Yosemite Falls, What a Site!

Never having been to Yosemite National Park, I decided to start doing research in anticipation of taking a trip there. Being a lover of waterfalls, from what I could tell, this could be one of the coolest places on earth. With this is mind, 2 problems became evident-time of year and drought conditions. Going there in May of 2017 solved both problems!

Yosemite Falls is the highest waterfall in the park, with a span of 2425 feet from the peak of the upper fall to the base of the lower fall. This is clearly one of the greatest attractions in the entire Yosemite Valley! Amazingly, I could hear it before seeing it.

From talking to the rangers, it was clear that May of 2017 was the best opportunity to see all the falls in this national treasure in 20 years due to one of the biggest storms to hit California this decade. Drenching rains and heavy mountain snow pounded the Sierra Nevada and Yosemite Valley in February 2017. By the time we got there, a lot of the grounds were still soaked with many trails closed. The waterfalls, on the other hand, were replete with mountain runoff-fantastic! Traditionally, in a usual year with normal weather conditions, all the waterfalls in the park are reduced to a trickle by summer and fall. I wouldn't have liked that.

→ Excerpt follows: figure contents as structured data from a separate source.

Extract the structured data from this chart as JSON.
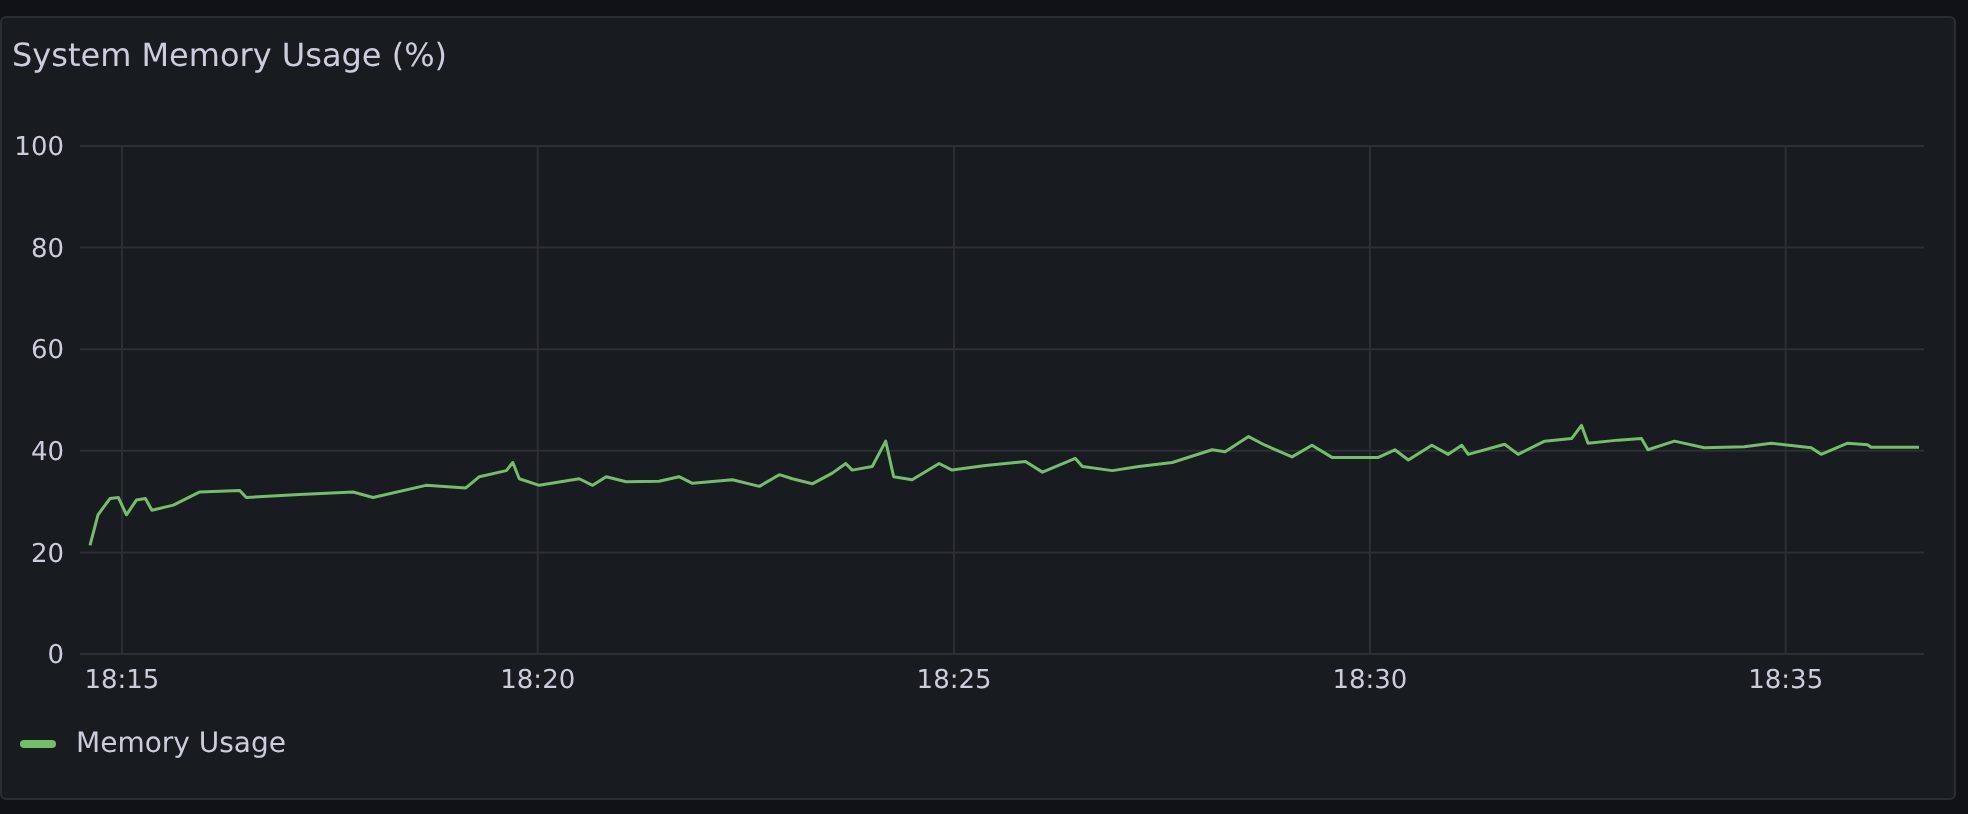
{
  "chart_data": {
    "type": "line",
    "title": "System Memory Usage (%)",
    "xlim": [
      18.2416,
      18.611
    ],
    "xticks": [
      {
        "value": 18.25,
        "label": "18:15"
      },
      {
        "value": 18.3333,
        "label": "18:20"
      },
      {
        "value": 18.4167,
        "label": "18:25"
      },
      {
        "value": 18.5,
        "label": "18:30"
      },
      {
        "value": 18.5833,
        "label": "18:35"
      }
    ],
    "ylim": [
      0,
      100
    ],
    "yticks": [
      0,
      20,
      40,
      60,
      80,
      100
    ],
    "grid": true,
    "legend": "bottom left",
    "marker": "none",
    "line_style": "solid",
    "series": [
      {
        "name": "Memory Usage",
        "color": "#73bf69",
        "x": [
          18.2436,
          18.2452,
          18.2476,
          18.2493,
          18.2509,
          18.2529,
          18.2547,
          18.256,
          18.2603,
          18.2656,
          18.2736,
          18.2749,
          18.2856,
          18.2963,
          18.3003,
          18.3109,
          18.3189,
          18.3216,
          18.327,
          18.3283,
          18.3296,
          18.3336,
          18.3416,
          18.3443,
          18.347,
          18.351,
          18.3576,
          18.3616,
          18.3643,
          18.3723,
          18.3777,
          18.3817,
          18.3843,
          18.3883,
          18.3923,
          18.395,
          18.3963,
          18.4003,
          18.403,
          18.4046,
          18.4083,
          18.4137,
          18.4163,
          18.423,
          18.431,
          18.4344,
          18.441,
          18.4424,
          18.4484,
          18.4537,
          18.4604,
          18.4684,
          18.471,
          18.4757,
          18.479,
          18.4844,
          18.4884,
          18.4924,
          18.5017,
          18.505,
          18.5077,
          18.5124,
          18.5157,
          18.5184,
          18.5197,
          18.527,
          18.5297,
          18.535,
          18.5404,
          18.5424,
          18.5437,
          18.5497,
          18.5544,
          18.5557,
          18.561,
          18.567,
          18.575,
          18.5804,
          18.5884,
          18.5904,
          18.5957,
          18.5997,
          18.6004,
          18.61
        ],
        "values": [
          21.4,
          27.4,
          30.6,
          30.8,
          27.4,
          30.3,
          30.6,
          28.3,
          29.3,
          31.9,
          32.2,
          30.8,
          31.4,
          31.9,
          30.8,
          33.2,
          32.7,
          34.9,
          36.1,
          37.7,
          34.5,
          33.2,
          34.5,
          33.2,
          34.9,
          33.9,
          34.0,
          34.9,
          33.6,
          34.3,
          33.0,
          35.3,
          34.5,
          33.5,
          35.6,
          37.5,
          36.2,
          36.9,
          41.9,
          34.9,
          34.3,
          37.5,
          36.2,
          37.1,
          37.9,
          35.8,
          38.5,
          36.9,
          36.1,
          36.9,
          37.7,
          40.2,
          39.8,
          42.8,
          41.1,
          38.8,
          41.1,
          38.7,
          38.7,
          40.2,
          38.2,
          41.1,
          39.3,
          41.1,
          39.3,
          41.3,
          39.3,
          41.9,
          42.4,
          45.0,
          41.5,
          42.1,
          42.4,
          40.2,
          41.9,
          40.6,
          40.8,
          41.5,
          40.6,
          39.3,
          41.5,
          41.2,
          40.7,
          40.7
        ]
      }
    ]
  }
}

There are 3 sections to the falls that include Upper Yosemite Fall, Middle Cascades and Lower Yosemite Fall. The Upper Fall has a 1430 foot plunge that is among the 20 highest waterfalls in the world. The source of water emanates from the meandering current of Eagle Creek Meadow. Rapids funnel through Yosemite Creek and then over the precipice in an awe-inspiring show of force.

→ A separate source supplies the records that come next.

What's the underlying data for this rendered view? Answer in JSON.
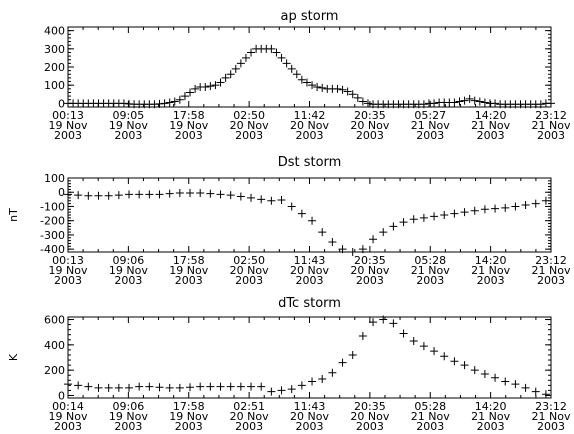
{
  "chart_data": [
    {
      "type": "scatter",
      "title": "ap storm",
      "ylabel": "",
      "ylim": [
        -20,
        420
      ],
      "yticks": [
        0,
        100,
        200,
        300,
        400
      ],
      "x_tick_labels": [
        {
          "time": "00:13",
          "date": "19 Nov",
          "year": "2003"
        },
        {
          "time": "09:05",
          "date": "19 Nov",
          "year": "2003"
        },
        {
          "time": "17:58",
          "date": "19 Nov",
          "year": "2003"
        },
        {
          "time": "02:50",
          "date": "20 Nov",
          "year": "2003"
        },
        {
          "time": "11:42",
          "date": "20 Nov",
          "year": "2003"
        },
        {
          "time": "20:35",
          "date": "20 Nov",
          "year": "2003"
        },
        {
          "time": "05:27",
          "date": "21 Nov",
          "year": "2003"
        },
        {
          "time": "14:20",
          "date": "21 Nov",
          "year": "2003"
        },
        {
          "time": "23:12",
          "date": "21 Nov",
          "year": "2003"
        }
      ],
      "x_hours": [
        0.0,
        0.75,
        1.5,
        2.25,
        3.0,
        3.75,
        4.5,
        5.25,
        6.0,
        6.75,
        7.5,
        8.25,
        9.0,
        9.75,
        10.5,
        11.25,
        12.0,
        12.75,
        13.5,
        14.25,
        15.0,
        15.75,
        16.5,
        17.25,
        18.0,
        18.75,
        19.5,
        20.25,
        21.0,
        21.75,
        22.5,
        23.25,
        24.0,
        24.75,
        25.5,
        26.25,
        27.0,
        27.75,
        28.5,
        29.25,
        30.0,
        30.75,
        31.5,
        32.25,
        33.0,
        33.75,
        34.5,
        35.25,
        36.0,
        36.75,
        37.5,
        38.25,
        39.0,
        39.75,
        40.5,
        41.25,
        42.0,
        42.75,
        43.5,
        44.25,
        45.0,
        45.75,
        46.5,
        47.25,
        48.0,
        48.75,
        49.5,
        50.25,
        51.0,
        51.75,
        52.5,
        53.25,
        54.0,
        54.75,
        55.5,
        56.25,
        57.0,
        57.75,
        58.5,
        59.25,
        60.0,
        60.75,
        61.5,
        62.25,
        63.0,
        63.75,
        64.5,
        65.25,
        66.0,
        66.75,
        67.5,
        68.25,
        69.0,
        69.75,
        70.5,
        71.25
      ],
      "values": [
        0,
        0,
        0,
        0,
        0,
        0,
        0,
        0,
        0,
        0,
        0,
        0,
        -3,
        -5,
        -5,
        -5,
        -5,
        -5,
        -3,
        0,
        5,
        10,
        20,
        40,
        60,
        80,
        90,
        90,
        95,
        100,
        115,
        140,
        160,
        190,
        220,
        250,
        280,
        300,
        300,
        300,
        300,
        280,
        250,
        220,
        190,
        160,
        130,
        115,
        100,
        90,
        85,
        80,
        80,
        80,
        75,
        65,
        50,
        30,
        10,
        0,
        -5,
        -5,
        -5,
        -5,
        -5,
        -5,
        -5,
        -5,
        -5,
        -5,
        -5,
        0,
        0,
        5,
        5,
        5,
        5,
        10,
        15,
        25,
        15,
        10,
        5,
        0,
        0,
        -5,
        -5,
        -5,
        -5,
        -5,
        -5,
        -5,
        -5,
        -5,
        0,
        0
      ]
    },
    {
      "type": "scatter",
      "title": "Dst storm",
      "ylabel": "nT",
      "ylim": [
        -420,
        100
      ],
      "yticks": [
        100,
        0,
        -100,
        -200,
        -300,
        -400
      ],
      "x_tick_labels": [
        {
          "time": "00:13",
          "date": "19 Nov",
          "year": "2003"
        },
        {
          "time": "09:06",
          "date": "19 Nov",
          "year": "2003"
        },
        {
          "time": "17:58",
          "date": "19 Nov",
          "year": "2003"
        },
        {
          "time": "02:50",
          "date": "20 Nov",
          "year": "2003"
        },
        {
          "time": "11:43",
          "date": "20 Nov",
          "year": "2003"
        },
        {
          "time": "20:35",
          "date": "20 Nov",
          "year": "2003"
        },
        {
          "time": "05:28",
          "date": "21 Nov",
          "year": "2003"
        },
        {
          "time": "14:20",
          "date": "21 Nov",
          "year": "2003"
        },
        {
          "time": "23:12",
          "date": "21 Nov",
          "year": "2003"
        }
      ],
      "x_hours": [
        0.0,
        1.5,
        3.0,
        4.5,
        6.0,
        7.5,
        9.0,
        10.5,
        12.0,
        13.5,
        15.0,
        16.5,
        18.0,
        19.5,
        21.0,
        22.5,
        24.0,
        25.5,
        27.0,
        28.5,
        30.0,
        31.5,
        33.0,
        34.5,
        36.0,
        37.5,
        39.0,
        40.5,
        42.0,
        43.5,
        45.0,
        46.5,
        48.0,
        49.5,
        51.0,
        52.5,
        54.0,
        55.5,
        57.0,
        58.5,
        60.0,
        61.5,
        63.0,
        64.5,
        66.0,
        67.5,
        69.0,
        70.5
      ],
      "values": [
        -15,
        -20,
        -25,
        -25,
        -25,
        -20,
        -15,
        -15,
        -15,
        -15,
        -10,
        -5,
        -5,
        -5,
        -10,
        -15,
        -20,
        -30,
        -40,
        -50,
        -60,
        -55,
        -100,
        -150,
        -200,
        -280,
        -350,
        -400,
        -420,
        -400,
        -330,
        -280,
        -240,
        -210,
        -190,
        -180,
        -170,
        -160,
        -150,
        -140,
        -130,
        -120,
        -115,
        -110,
        -100,
        -90,
        -80,
        -60
      ]
    },
    {
      "type": "scatter",
      "title": "dTc storm",
      "ylabel": "K",
      "ylim": [
        -20,
        620
      ],
      "yticks": [
        0,
        200,
        400,
        600
      ],
      "x_tick_labels": [
        {
          "time": "00:14",
          "date": "19 Nov",
          "year": "2003"
        },
        {
          "time": "09:06",
          "date": "19 Nov",
          "year": "2003"
        },
        {
          "time": "17:58",
          "date": "19 Nov",
          "year": "2003"
        },
        {
          "time": "02:51",
          "date": "20 Nov",
          "year": "2003"
        },
        {
          "time": "11:43",
          "date": "20 Nov",
          "year": "2003"
        },
        {
          "time": "20:35",
          "date": "20 Nov",
          "year": "2003"
        },
        {
          "time": "05:28",
          "date": "21 Nov",
          "year": "2003"
        },
        {
          "time": "14:20",
          "date": "21 Nov",
          "year": "2003"
        },
        {
          "time": "23:12",
          "date": "21 Nov",
          "year": "2003"
        }
      ],
      "x_hours": [
        0.0,
        1.5,
        3.0,
        4.5,
        6.0,
        7.5,
        9.0,
        10.5,
        12.0,
        13.5,
        15.0,
        16.5,
        18.0,
        19.5,
        21.0,
        22.5,
        24.0,
        25.5,
        27.0,
        28.5,
        30.0,
        31.5,
        33.0,
        34.5,
        36.0,
        37.5,
        39.0,
        40.5,
        42.0,
        43.5,
        45.0,
        46.5,
        48.0,
        49.5,
        51.0,
        52.5,
        54.0,
        55.5,
        57.0,
        58.5,
        60.0,
        61.5,
        63.0,
        64.5,
        66.0,
        67.5,
        69.0,
        70.5
      ],
      "values": [
        90,
        80,
        70,
        60,
        60,
        60,
        60,
        70,
        70,
        65,
        60,
        60,
        65,
        70,
        70,
        70,
        70,
        70,
        70,
        70,
        30,
        40,
        50,
        80,
        110,
        130,
        180,
        260,
        320,
        470,
        580,
        600,
        570,
        490,
        430,
        390,
        350,
        310,
        270,
        240,
        200,
        170,
        140,
        110,
        90,
        60,
        30,
        10
      ]
    }
  ]
}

In between the Upper and Lower Falls, a series of 5 smaller plunges exist, but are difficult to see from the normal vantage points. These are collectively referred to as the Middle Cascades, and account for a descent of 675 feet, twice the height of the Lower Fall. The optimal place to view these are found from the Yosemite Falls Trail, a potentially hazardous route due to its steep trajectory and slippery terrain.

The Lower Fall has the easiest access along a short path from the Yosemite Valley Lodge. Every morning while in the park, I would wake up, look out the window to get a feel for the lighting conditions, pack up my camera and head to the viewing area at the base. The cacophony of the water crashing down the 320 foot drop as it meets the nearby Merced River is loud and exciting.

The name Yosemite is steeped in myth and legend. As the story goes, the formidable tribe of the Ahwahneechee inhabited this area from time immemorial. The Great Spirit had lead them there initially, and the high mountain walls provided them with security from the attacks of other mountain tribes.

One day, according to oral history, a young brave traveled to the Lake of the Sleeping Water in search of fish. While on his expedition, he was met by an enormous grizzly bear, touching off an epic battle from which the Indian survived, though severely wounded. As a result, the young chief became known as Yosemite, the Ahwahneechee term for the large grizzly bear.

After having spent 5 days in Yosemite National Park, It would seem that I was able to get a good smattering of viewing perspectives and lighting conditions of the Yosemite Falls. It is always amazing to me that there are such majestic natural phenomena in this world. My advice to people who like waterfalls: come to the park in the spring-bring your camera!